There have been numerous other exaggerations and fictions taken as fact over the past few years: mistakenly high accounts of exactly how much of the Netherlands is below sea level; a dubious assertion that 40 per cent of the Amazon rain forest will be lost to climate change… And each time that the poorly researched facts are exposed as being groundless, those sceptical towards climate change slap their backs raw in the hope that now, finally, the edifice of climate-change propaganda will come crashing down around their factually grounded feet. So in response to the Times Atlas cock-up, one blog harrumphed: ‘Just another warmist myth’. Elsewhere, a newspaper columnist concluded: ‘Too much evidence has come to light in recent years to suggest that much of their belief in global warming may be little more than a vastly overblown scare.’
Yet such over-eager triumphalism on the part of climate-change sceptics is misplaced. This is not because advocates of climate change are not frequently making mistakes.

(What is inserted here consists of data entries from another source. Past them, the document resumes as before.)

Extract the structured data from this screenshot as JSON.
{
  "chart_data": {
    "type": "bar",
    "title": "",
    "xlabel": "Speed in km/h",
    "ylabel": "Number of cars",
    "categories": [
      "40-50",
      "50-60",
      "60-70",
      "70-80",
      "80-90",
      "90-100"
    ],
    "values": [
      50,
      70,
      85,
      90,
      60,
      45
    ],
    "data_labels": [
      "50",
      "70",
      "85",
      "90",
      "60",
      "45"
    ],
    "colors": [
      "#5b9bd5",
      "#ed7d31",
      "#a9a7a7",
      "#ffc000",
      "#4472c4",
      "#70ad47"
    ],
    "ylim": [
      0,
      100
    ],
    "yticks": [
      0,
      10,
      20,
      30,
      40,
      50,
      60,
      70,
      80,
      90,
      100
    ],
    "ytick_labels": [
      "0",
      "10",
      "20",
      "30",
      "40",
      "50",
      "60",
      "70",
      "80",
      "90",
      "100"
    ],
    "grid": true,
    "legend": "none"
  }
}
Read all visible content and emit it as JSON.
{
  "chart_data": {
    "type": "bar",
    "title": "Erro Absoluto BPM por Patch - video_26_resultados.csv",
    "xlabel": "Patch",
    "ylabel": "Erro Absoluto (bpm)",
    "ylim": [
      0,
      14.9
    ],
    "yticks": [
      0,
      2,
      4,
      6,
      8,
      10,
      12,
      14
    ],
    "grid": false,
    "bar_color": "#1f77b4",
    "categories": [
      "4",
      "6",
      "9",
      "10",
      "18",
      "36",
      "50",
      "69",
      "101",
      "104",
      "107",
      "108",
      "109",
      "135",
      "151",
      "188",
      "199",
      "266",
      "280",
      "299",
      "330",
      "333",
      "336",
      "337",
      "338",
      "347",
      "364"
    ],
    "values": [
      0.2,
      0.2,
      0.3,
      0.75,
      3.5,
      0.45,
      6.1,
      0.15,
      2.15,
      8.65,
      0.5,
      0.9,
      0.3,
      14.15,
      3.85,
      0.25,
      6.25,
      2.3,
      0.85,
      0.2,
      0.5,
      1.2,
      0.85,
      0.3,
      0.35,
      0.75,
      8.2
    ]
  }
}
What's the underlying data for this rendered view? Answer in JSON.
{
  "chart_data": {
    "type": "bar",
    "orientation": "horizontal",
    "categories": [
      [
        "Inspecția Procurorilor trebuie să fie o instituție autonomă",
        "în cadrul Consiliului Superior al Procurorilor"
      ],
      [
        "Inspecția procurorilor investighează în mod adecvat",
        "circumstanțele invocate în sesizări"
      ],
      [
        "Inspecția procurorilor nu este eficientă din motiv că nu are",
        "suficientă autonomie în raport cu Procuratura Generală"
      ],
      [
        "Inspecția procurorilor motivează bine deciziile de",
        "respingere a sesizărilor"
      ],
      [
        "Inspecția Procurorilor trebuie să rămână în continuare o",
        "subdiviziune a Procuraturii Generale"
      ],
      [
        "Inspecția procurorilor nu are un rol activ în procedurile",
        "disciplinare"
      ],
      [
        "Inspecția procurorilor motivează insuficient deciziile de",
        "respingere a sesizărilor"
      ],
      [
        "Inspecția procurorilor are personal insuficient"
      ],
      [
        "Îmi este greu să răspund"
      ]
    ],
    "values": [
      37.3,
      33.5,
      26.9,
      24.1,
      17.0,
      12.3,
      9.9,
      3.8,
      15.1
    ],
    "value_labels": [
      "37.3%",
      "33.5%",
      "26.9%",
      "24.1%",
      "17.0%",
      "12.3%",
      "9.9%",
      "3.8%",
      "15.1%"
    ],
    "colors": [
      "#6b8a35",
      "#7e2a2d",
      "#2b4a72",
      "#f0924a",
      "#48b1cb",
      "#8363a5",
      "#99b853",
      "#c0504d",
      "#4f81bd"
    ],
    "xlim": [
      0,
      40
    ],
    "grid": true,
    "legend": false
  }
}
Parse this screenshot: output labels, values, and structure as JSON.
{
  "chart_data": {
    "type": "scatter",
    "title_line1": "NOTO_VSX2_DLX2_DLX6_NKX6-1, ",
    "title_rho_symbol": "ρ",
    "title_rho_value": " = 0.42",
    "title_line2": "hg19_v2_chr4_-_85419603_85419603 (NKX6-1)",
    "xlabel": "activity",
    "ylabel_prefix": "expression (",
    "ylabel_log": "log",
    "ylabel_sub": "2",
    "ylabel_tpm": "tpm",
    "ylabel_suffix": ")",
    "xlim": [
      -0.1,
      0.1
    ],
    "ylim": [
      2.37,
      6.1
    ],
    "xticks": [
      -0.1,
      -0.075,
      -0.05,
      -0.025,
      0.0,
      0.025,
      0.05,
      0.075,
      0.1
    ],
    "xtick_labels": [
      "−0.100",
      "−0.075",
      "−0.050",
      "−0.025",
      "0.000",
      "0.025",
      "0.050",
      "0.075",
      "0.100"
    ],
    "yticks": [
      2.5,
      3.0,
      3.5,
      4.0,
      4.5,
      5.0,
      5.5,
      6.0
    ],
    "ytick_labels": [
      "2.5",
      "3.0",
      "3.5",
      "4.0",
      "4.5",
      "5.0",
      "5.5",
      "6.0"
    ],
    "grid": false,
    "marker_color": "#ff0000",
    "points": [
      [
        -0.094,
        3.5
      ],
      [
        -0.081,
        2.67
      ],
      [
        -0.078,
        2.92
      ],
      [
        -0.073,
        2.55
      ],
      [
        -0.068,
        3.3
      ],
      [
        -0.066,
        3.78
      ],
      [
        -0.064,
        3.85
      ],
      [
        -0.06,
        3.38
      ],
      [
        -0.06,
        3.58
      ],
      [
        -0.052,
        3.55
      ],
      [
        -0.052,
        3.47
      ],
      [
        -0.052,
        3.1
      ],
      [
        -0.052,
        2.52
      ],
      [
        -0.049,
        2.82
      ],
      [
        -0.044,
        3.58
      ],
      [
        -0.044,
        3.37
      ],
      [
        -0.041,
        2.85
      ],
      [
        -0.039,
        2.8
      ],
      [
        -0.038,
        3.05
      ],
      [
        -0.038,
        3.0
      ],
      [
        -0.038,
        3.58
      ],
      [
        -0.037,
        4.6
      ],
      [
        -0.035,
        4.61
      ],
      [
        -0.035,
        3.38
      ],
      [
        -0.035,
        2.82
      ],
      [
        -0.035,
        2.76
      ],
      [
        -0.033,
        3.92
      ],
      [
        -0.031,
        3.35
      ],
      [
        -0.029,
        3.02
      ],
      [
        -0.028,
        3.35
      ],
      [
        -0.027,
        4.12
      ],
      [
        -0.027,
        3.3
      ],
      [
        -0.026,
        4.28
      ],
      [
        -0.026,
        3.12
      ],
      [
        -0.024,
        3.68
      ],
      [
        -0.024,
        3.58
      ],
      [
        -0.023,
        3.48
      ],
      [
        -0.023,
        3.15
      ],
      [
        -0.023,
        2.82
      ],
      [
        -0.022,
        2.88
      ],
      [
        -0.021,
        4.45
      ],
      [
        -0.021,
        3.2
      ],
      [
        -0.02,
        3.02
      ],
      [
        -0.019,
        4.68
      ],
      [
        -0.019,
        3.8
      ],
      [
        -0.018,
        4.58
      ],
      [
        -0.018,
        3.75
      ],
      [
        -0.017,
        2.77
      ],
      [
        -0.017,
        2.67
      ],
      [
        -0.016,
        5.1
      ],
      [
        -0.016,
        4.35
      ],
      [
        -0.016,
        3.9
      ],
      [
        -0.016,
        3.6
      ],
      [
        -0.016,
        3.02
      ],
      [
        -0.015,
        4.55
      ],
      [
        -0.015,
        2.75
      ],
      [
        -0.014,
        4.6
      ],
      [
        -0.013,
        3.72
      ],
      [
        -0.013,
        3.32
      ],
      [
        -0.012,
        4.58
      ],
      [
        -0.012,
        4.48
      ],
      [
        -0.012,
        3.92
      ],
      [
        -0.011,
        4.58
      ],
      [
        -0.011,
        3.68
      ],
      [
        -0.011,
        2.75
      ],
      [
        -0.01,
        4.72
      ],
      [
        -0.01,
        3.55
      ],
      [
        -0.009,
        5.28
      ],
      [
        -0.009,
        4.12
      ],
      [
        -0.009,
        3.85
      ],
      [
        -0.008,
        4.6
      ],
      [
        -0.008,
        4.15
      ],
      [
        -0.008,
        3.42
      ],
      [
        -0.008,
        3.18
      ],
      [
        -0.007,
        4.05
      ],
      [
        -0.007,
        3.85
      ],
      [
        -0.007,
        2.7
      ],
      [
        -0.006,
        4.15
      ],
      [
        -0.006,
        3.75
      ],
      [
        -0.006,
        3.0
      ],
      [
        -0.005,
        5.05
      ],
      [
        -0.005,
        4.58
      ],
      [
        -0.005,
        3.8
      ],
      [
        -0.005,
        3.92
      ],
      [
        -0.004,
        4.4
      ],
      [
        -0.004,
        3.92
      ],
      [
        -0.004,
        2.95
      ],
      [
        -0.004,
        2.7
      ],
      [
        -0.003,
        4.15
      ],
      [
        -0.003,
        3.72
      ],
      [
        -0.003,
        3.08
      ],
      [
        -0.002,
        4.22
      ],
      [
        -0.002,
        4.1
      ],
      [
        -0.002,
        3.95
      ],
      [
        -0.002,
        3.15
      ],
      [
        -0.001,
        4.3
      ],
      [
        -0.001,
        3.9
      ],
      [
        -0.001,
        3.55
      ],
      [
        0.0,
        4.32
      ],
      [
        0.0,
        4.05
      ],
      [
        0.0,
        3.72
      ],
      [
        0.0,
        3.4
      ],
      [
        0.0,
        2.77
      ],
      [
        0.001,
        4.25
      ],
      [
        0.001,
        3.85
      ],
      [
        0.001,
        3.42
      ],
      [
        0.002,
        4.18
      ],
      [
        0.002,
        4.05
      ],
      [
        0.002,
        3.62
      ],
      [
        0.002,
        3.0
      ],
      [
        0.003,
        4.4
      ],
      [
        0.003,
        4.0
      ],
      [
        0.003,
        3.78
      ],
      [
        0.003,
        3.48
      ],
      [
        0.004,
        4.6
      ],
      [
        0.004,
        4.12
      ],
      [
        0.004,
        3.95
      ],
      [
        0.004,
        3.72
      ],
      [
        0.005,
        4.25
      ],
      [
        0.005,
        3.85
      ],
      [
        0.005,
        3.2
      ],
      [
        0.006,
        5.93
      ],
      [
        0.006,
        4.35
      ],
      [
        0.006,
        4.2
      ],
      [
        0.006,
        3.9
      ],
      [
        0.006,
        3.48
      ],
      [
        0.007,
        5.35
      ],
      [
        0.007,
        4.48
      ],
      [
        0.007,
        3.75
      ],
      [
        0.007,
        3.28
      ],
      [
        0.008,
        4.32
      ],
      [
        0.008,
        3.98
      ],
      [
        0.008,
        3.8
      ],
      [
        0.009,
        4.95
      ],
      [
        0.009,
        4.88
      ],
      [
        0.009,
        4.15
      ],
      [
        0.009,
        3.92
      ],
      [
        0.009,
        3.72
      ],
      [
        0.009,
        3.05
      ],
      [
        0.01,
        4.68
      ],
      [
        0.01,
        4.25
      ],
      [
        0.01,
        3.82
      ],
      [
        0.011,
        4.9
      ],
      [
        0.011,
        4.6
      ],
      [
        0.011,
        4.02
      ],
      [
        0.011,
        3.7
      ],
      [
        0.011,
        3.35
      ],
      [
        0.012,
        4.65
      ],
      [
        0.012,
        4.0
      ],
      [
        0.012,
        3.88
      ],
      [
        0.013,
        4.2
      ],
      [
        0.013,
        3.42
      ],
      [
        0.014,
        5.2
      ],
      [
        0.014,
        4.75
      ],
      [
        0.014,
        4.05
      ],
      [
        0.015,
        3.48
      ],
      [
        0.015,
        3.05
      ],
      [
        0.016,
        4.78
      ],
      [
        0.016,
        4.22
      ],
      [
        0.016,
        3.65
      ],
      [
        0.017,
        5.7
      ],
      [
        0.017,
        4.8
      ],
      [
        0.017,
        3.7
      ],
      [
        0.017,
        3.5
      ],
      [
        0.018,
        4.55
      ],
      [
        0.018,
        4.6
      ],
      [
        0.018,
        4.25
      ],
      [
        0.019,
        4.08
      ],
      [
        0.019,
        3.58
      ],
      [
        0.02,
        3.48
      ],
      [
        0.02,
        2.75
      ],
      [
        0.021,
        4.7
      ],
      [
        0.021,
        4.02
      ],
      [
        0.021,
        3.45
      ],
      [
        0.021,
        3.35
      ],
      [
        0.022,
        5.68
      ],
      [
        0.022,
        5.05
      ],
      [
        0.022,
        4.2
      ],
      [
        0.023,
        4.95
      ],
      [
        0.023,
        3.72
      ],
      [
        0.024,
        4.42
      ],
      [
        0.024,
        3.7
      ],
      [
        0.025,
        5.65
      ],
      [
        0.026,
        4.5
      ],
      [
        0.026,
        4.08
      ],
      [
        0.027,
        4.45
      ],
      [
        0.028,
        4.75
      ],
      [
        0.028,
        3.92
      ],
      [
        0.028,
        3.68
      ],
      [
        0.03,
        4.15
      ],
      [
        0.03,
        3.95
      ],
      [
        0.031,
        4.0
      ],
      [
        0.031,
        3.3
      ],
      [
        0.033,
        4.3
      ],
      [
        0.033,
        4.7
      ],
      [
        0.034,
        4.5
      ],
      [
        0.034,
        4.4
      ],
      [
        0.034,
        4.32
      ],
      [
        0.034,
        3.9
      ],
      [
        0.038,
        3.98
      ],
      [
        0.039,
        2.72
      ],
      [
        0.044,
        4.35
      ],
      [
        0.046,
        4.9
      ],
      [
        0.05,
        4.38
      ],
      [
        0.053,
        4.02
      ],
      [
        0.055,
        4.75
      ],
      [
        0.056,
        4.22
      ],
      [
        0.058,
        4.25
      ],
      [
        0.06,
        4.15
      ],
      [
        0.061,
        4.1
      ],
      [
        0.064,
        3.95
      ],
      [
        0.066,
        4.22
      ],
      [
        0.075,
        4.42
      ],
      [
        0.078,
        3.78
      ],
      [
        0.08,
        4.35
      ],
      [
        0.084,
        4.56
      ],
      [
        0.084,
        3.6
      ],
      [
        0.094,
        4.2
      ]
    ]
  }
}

And it is not because the climate-change narrative, demanding so many facts to fit its story of manmade doom, is not fundamentally flawed. No, the problem with celebrating every scientific, factual refutation of the climate-change thesis as the beginning of the end for what remains the dominant narrative of our times, despite growing public indifference, is that climate change is not primarily a scientific issue. It was not born in science labs or in meteorology centres. And likewise, it will not be defeated by scientists or meteorologists, either.
That is because climate change is principally a political issue, not a scientific one. Climate-change alarmism is about channelling a vision of the future in which man, producing too much and consuming far more, is conceived as a problem. And the only way to challenge this widespread political and moral outlook is by coming up with something a little less human-hating – a political vision in which humanity’s needs and desires, our productive capacities and our consuming wants, are championed rather than denigrated. To rely on the mistakes of climate-change advocates to undermine their own cause is no substitute for the long-awaited, never-seen political debate about climate change.
Tim Black is senior writer at spiked.